<h2> Generating the Stimuli file</h2>
    
This notebook is a modified version of prior work to generate the stimuli files used in anagram experiments.

First we grab a list of words and then shuffle. From the shuffled set we then set up seperate groups (set groups) from there we use those paired shuffle and "correct" words to make the stimuli file used in the anagram experiments. 

This one will differ since I'll be including the sources and frequency data on use of the words in the set. Furthermore, I will be using this notebook to also make a json object of valid solutions for each shuffle. The stimuli file we use includes the word used for shuffling however, those shuffled strings can be solved to more than one real english word which is how we define "valid". 

We can use dictionaries that have all the words of specific strings than use a function to give us some number of those words. 

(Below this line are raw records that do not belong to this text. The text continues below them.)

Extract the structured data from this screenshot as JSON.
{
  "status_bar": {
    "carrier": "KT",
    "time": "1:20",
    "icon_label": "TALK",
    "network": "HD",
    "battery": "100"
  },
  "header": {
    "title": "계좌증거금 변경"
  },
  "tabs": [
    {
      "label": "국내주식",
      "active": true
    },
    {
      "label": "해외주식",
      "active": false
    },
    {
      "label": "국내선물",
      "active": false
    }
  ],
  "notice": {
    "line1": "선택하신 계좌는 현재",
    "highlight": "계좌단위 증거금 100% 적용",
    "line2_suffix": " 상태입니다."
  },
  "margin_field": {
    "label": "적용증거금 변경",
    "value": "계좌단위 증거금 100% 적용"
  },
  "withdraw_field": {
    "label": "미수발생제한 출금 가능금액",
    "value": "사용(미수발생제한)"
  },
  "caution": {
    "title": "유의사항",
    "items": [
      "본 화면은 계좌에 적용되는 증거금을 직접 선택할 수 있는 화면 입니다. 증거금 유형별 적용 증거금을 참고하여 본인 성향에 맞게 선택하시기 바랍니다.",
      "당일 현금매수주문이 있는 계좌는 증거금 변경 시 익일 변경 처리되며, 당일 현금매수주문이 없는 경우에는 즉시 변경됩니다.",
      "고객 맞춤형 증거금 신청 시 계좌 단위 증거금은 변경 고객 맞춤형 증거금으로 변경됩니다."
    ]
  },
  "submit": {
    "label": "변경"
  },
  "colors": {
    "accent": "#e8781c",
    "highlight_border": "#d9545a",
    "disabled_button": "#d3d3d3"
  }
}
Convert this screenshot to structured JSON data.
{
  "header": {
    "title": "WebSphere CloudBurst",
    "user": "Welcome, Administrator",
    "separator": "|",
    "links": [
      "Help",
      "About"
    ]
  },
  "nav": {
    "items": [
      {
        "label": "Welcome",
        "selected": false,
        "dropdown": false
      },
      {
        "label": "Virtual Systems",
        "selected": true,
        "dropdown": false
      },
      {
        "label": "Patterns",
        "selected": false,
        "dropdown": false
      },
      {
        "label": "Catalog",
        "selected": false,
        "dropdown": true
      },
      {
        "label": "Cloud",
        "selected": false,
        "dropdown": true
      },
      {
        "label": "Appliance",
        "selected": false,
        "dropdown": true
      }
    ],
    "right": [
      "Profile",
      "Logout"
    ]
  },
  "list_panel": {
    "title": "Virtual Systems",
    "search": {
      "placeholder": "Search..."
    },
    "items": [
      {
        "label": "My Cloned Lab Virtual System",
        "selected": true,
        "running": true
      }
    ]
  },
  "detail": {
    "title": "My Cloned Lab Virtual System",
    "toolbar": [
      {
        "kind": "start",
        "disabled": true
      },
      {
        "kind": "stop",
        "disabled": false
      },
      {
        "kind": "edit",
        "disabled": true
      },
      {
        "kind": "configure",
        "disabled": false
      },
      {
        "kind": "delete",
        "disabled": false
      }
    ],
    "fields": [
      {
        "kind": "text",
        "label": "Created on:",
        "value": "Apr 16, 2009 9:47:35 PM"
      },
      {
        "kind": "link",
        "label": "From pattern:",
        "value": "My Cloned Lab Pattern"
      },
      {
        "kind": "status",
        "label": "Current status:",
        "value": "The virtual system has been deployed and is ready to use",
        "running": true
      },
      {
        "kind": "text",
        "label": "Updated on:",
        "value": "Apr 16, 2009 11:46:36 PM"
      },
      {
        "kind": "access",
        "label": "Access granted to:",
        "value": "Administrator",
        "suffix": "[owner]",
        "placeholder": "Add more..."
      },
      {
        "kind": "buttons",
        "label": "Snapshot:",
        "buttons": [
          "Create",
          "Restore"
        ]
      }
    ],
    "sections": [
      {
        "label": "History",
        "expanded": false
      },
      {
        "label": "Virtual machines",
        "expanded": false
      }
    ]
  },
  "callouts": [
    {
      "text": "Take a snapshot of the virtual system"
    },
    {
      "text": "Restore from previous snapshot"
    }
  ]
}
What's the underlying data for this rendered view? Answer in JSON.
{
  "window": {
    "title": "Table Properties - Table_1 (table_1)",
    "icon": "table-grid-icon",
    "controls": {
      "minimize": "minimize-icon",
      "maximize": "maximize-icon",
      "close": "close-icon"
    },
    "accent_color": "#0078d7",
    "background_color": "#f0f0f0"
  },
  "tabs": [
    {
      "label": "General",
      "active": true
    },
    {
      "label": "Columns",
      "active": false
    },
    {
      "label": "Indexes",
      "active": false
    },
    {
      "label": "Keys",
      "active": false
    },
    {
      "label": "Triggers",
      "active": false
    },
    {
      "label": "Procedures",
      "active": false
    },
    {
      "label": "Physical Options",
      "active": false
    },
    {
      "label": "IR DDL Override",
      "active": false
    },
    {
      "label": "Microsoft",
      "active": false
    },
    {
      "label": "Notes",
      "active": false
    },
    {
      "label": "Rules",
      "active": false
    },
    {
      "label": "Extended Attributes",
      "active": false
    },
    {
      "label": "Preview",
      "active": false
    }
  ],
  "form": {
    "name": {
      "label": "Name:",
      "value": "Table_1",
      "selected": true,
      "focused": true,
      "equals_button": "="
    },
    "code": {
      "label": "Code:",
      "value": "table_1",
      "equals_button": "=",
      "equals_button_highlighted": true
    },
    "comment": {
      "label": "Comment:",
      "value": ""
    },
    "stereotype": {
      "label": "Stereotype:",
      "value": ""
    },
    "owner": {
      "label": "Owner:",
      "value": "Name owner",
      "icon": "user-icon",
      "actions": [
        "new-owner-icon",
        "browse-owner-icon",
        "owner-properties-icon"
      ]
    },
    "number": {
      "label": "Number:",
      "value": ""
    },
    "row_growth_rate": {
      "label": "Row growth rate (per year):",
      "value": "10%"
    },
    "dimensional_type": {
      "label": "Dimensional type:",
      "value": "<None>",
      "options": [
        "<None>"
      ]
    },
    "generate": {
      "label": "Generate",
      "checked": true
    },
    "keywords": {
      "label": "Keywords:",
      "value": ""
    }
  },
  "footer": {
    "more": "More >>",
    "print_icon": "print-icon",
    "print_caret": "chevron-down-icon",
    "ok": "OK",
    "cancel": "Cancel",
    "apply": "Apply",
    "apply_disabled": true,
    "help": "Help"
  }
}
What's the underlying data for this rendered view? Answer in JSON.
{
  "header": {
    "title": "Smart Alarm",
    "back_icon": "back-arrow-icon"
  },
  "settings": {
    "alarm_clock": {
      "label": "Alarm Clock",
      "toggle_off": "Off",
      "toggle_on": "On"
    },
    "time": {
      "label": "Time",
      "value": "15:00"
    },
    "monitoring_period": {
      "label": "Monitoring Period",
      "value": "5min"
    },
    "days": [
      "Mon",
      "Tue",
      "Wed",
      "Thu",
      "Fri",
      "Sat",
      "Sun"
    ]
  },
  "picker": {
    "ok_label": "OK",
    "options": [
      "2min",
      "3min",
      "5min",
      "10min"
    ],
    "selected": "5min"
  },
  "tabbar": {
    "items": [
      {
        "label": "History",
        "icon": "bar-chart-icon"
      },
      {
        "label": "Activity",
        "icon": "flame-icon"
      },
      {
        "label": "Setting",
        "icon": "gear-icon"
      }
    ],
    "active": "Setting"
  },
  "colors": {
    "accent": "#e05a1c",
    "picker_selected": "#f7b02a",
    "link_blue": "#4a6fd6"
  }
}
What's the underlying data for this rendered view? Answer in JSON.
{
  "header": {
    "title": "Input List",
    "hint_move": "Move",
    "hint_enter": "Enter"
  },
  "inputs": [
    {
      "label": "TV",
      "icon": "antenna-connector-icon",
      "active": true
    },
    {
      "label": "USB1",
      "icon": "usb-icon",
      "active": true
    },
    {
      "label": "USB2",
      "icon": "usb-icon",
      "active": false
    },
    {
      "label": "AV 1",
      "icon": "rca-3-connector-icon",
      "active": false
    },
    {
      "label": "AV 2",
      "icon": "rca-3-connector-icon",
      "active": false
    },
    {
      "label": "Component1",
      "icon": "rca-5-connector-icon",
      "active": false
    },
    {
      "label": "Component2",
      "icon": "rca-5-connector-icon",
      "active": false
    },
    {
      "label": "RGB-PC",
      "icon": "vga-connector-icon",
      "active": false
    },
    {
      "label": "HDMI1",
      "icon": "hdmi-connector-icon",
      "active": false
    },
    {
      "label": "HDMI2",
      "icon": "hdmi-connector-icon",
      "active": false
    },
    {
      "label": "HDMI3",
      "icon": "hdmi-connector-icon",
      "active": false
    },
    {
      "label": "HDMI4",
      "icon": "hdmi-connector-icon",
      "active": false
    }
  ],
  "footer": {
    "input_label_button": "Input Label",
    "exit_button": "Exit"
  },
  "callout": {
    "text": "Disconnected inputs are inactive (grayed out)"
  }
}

#### The word bank we are using is from Word Net:
    George A. Miller (1995). WordNet: A Lexical Database for English.
    Communications of the ACM Vol. 38, No. 11: 39-41.
    Christiane Fellbaum (1998, ed.) WordNet: An Electronic Lexical Database. Cambridge, MA: MIT Press.
    WordNet: An Electronic Lexical Database

#### The frequency information is from the word freq: 
    Robyn Speer. (2022). rspeer/wordfreq: v3.0 (v3.0.2). Zenodo. https://doi.org/10.5281/zenodo.7199437


In [1]:
%load_ext autoreload
%reload_ext autoreload

import csv
import json
import random
import pandas as pd
from collections import Counter

import nltk
import numpy as np
import itertools
from nltk.corpus import wordnet as wn
from nltk.tokenize import word_tokenize
from nltk.tag import pos_tag
import spacy 

from propernoun import remove_proper_nouns
from anagram_utils import (
    mk_dict_from_wordnet_for_length,
    remove_from_dict,
    get_word_frequencies,
    sort_words_by_frequency,
    get_top_n_words,
    shuffle_letters,# @ russ do I keep this if it is used in the shuffle list function? 
    shuffle_list,
    reformat_sorted_wordlist,
    check_for_doubles,
    check_for_same
)
nltk.download("wordnet") # @ russ do I need this if i've already downloaded?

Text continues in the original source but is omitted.